W IMIENIU RZECZYPOSPOLITEJ POLSKIEJ

Dnia 14 stycznia 2016 roku

Sąd Rejonowy w Grudziądzu IV Wydział Pracy

w składzie:

Przewodniczący:

SSR Lucyna Gurbin

Protokolant:

stażysta Dominika Flader

po rozpoznaniu w dniu 12 stycznia 2016 roku

sprawy z powództwa I. O.

przeciwko T. G. prowadzącemu Przedsiębiorstwo (...) w M.

o wynagrodzenie

O R Z E K Ł:

1.  Oddalić powództwo.

2.  Opłatą od pozwu od uiszczenia której powódka była zwolniona obciążyć Skarb Państwa.

3.  Nie obciążać powódki kosztami zastępstwa procesowego.

UZASADNIENIE

Powódka I. O. wniosła pozew przeciwko T. G. prowadzącemu Przedsiębiorstwo (...) w M. o zapłatę kwoty 940,00 zł wraz z odsetkami od dnia 7.06.2015 roku oraz 9.629,20 zł wraz z odsetkami od dnia 28.07.2015 roku.

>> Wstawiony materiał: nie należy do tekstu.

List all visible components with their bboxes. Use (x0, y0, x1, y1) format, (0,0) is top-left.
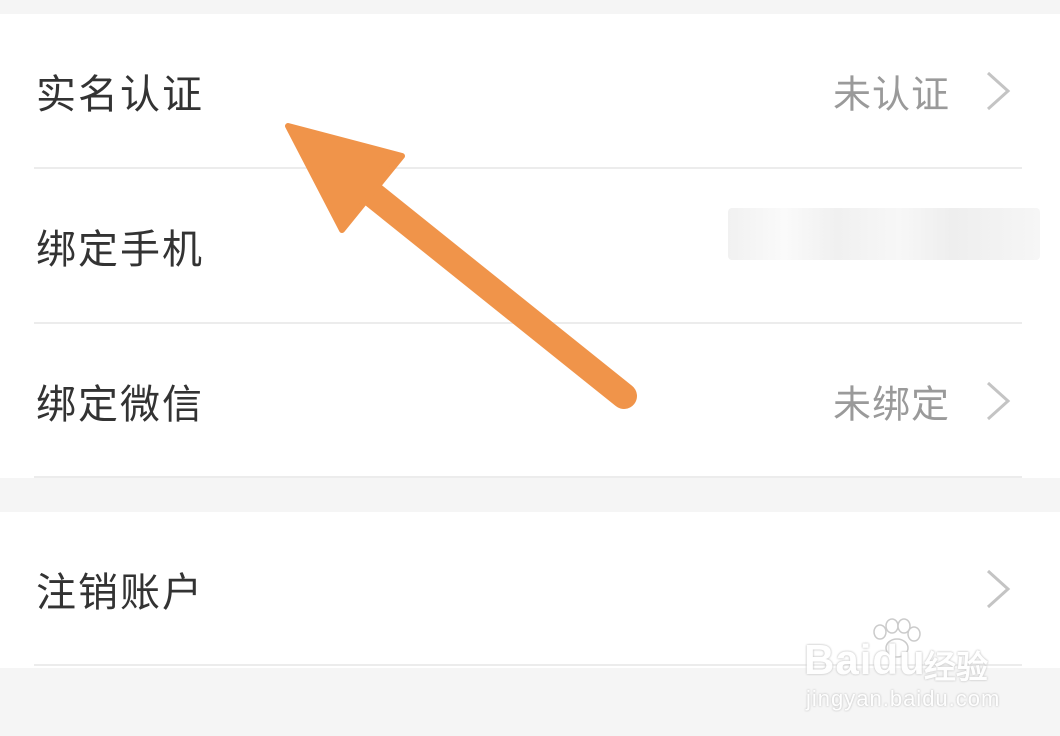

W uzasadnieniu powódka wskazywała, że pracowała na stanowisku sprzedawcy od wtorku do piątku od godz. 6:30 do 16:30 i w sobotę od 6:30 do 14:30 – łącznie 48 godzin tygodniowo. Powódka pozwem dochodziła zapłaty za niewykorzystany urlop wypoczynkowy w ilości 10 dni oraz wynagrodzenie za pracę w soboty od dnia 1.05.2012 roku do 20.04.2015 roku. Powódka wskazała iż przepracowała w 2012 roku 28 sobót – zapłacono za 63 godziny, w 2013 roku – 48 sobót – zapłacono za 129 godzin, w 2014 roku – 48 sobót – zapłacono za 128 godzin i w 2015 roku – 12 sobót – zapłacono za 44 godziny. Według wyliczeń powódki otrzymała ona wynagrodzenie za 364 godziny, pozostałe do zapłaty za 724 godziny. Stanowiło to kwotę 9.629,20 zł. Powódka zastrzegła złożenie wniosku o powołanie biegłego na okoliczność wyliczenia ekwiwalentu i wynagrodzenia za godziny nadliczbowe.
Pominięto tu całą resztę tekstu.